During a recent conversations regarding the Golden Ratio, the idea of our ability to instinctively detect “visual harmonies” came up. AS is often the case, these “harmonies” were described as being analogous to musical harmonies. Now while I believe that we indeed experience aesthetic responses to certain visual stimuli when they are combined in certain ways—the idea that we could perceive visually harmonic relationships in the same way that we perceive musical harmonies might be problematic for a significant number of reasons. (Don’t worry, I will not bore you with that laundry list here.)
Harmony can be understood as an aspect of music’s vertical dimension. For example, in Western, tonal classical music (music with a tonic key), the most frequently encountered chords are triads. They are called this because they consist of three distinct “stacked” notes: the root note, and intervals of a third and a fifth above the root note. The manner in which certain frequencies/pitches “align”, or “fit together”, give rise to what we call harmony. Many can easily discriminate the sound of a chord that contains such a coordination of waves from the sound of a group of waves that does not.
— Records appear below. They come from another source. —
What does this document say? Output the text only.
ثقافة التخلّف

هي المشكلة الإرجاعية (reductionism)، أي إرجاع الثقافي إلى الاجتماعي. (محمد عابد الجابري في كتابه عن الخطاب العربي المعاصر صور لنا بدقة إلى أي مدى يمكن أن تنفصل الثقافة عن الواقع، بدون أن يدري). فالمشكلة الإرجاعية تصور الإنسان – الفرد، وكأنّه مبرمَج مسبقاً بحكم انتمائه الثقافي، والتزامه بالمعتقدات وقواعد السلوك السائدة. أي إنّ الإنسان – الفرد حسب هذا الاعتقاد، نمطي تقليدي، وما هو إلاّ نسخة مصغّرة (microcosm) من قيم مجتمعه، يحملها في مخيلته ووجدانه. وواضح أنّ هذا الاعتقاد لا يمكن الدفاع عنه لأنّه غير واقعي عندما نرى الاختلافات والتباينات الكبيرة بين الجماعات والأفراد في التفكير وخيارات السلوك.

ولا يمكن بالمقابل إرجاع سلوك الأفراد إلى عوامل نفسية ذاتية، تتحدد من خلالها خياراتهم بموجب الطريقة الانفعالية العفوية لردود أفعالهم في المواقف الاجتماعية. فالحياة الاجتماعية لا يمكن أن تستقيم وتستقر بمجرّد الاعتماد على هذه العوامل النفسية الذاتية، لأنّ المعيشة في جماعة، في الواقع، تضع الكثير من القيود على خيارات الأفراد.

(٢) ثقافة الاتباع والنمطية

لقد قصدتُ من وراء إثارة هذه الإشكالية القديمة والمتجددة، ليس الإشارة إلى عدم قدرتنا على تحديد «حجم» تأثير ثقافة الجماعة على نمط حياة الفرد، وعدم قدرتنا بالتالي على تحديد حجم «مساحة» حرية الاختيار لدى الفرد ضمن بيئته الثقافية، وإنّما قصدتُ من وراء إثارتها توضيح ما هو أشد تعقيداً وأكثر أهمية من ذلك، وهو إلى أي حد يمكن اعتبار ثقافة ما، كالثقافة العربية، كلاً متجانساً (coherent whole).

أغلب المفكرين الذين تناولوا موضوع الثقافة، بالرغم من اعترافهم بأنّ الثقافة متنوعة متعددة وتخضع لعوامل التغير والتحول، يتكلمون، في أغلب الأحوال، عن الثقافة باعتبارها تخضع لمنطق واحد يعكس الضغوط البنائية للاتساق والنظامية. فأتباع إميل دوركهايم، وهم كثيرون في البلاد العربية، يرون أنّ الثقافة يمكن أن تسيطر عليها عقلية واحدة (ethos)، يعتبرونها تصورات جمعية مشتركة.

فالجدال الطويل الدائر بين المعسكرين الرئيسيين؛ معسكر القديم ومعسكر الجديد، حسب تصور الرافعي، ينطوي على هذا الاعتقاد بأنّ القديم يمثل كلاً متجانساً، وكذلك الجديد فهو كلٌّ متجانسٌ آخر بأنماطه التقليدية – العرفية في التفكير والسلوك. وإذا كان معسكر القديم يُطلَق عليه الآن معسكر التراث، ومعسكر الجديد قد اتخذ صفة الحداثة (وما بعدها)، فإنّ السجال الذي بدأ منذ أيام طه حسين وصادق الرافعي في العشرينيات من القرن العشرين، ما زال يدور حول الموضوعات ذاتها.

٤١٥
So are there visual harmonies that can be observed in “fitting together” in a manner similar to musical ones? Can we discriminate visual primitives (sans context) that are in some harmonious ”alignment” from those that are not? Some proponents of the compositional geometries mentioned yesterday might think so.
Well, within the first image provided here is a group of lines labeled a-g. These lines are divided in a number of ways, one of which is a division that forms the basis for what has been dubbed “The Golden Ratio.” Does it jump out at you? Does the specific division of one of the lines produce a perceived proportional relationship that is distinctly more “harmonious” than the others? Does it elicit some aesthetic response for you?
What if we extended this idea of visual stimuli somehow “fitting together” beyond simple visual primitives like lines, and even the invisible shapes that are often superimposed over masterworks as evidence of “visual harmonies”, and just jumped into actual representations of form? How easily do you think we would be able to discriminate representations of form that are intended to “fit together” in a given context from others that are not? To toy with this idea I have modified the Shepard & Metzler (1971) mental rotation task (shown in the upper left of image 2) into a larger rotation AND combination task. How easily can you determine which construct can fit together with the root (indicated by a star) to form a cube? (I’ve added a version in color to help.)
Now while these exercises are not intended to be significant substantiations for my position on this issue, I do think it might offer a bit of insight as to how claims of such analogs might be problematic.